Depois de escrever o artigo "Competências de um líder maior", que gerou uma centena de e-mails de elogio comentando-o e inúmeras propostas de treinamento fechado, em agradecimento aos meus leitores, resolvi escrever a segunda parte detalhando um pouco mais as características deste líder.
Nós estamos vivendo um período onde ouvimos muito sobre administração moderna, uma gestão de vanguarda, valorização do capital humano, respeito às pessoas, etc, mas que, infelizmente, ainda não existe de forma habitual em muitas empresas. Acompanho diariamente as ações do TRT e fico pasma quando vejo que grandes empresas cometem abusos totalmente fora do que se defende.
Chega a ser inacreditável que em pleno ano de 2005 ainda vemos empresas que são capazes de atos de profundo contra-senso com seus colaboradores, tais como controlar o tempo de uso do banheiro, apelidos pejorativos como Magda (alusão ao personagem do Programa Sai de Baixo - Rede Globo), demissão em plena avenida de São Paulo do motorista que errou o caminho e tantos desatinos que parecem ficção.

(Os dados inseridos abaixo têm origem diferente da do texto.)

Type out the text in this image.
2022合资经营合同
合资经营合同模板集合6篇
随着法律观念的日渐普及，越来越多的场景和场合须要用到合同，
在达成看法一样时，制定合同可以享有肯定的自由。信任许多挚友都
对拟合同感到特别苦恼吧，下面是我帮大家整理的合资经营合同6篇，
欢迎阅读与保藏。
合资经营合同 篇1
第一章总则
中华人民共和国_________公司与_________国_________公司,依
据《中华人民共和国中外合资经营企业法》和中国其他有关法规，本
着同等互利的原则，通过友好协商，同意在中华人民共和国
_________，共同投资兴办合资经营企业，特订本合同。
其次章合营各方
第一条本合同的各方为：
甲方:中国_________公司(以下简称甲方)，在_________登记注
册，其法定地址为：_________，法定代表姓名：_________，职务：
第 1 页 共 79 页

É preciso que possamos romper definitivamente com padrões e comportamentos ultrapassados e adotar um ângulo diferente para ver as coisas assegurando que nossas  práticas gerenciais possam ir de encontro a um modelo de gestão que traga mais resultados para a organização e indivíduos.
É claro que este processo, que requer uma intensa mudança de mentalidade, necessita de tempo, mas não é possível que se fique só no desejo, nas palavras bonitas e em ações ínfimas.
O escritor Paulo Coelho em Maktub conta a estória de um discípulo que buscava a iluminação e ao pedir a ajuda do mestre este manda que ele olhe fixamente para o sol e depois o mestre diz: Um homem que apenas busca a luz e deixa suas responsabilidades para os outros, termina sem encontrar a iluminação. Um homem que mantém os olhos fixos no sol termina cego.
Estou mencionando esta estória porque as ações que comentei do TRT não são de empresas pequenas, são muitas vezes de empresas multinacionais com programas maravilhosos de responsabilidade social, mas que ao meu ver cometem uma grande incoerência já que um dos pilares da responsabilidade social diz que devemos olhar em primeiro lugar para dentro dos nossos muros.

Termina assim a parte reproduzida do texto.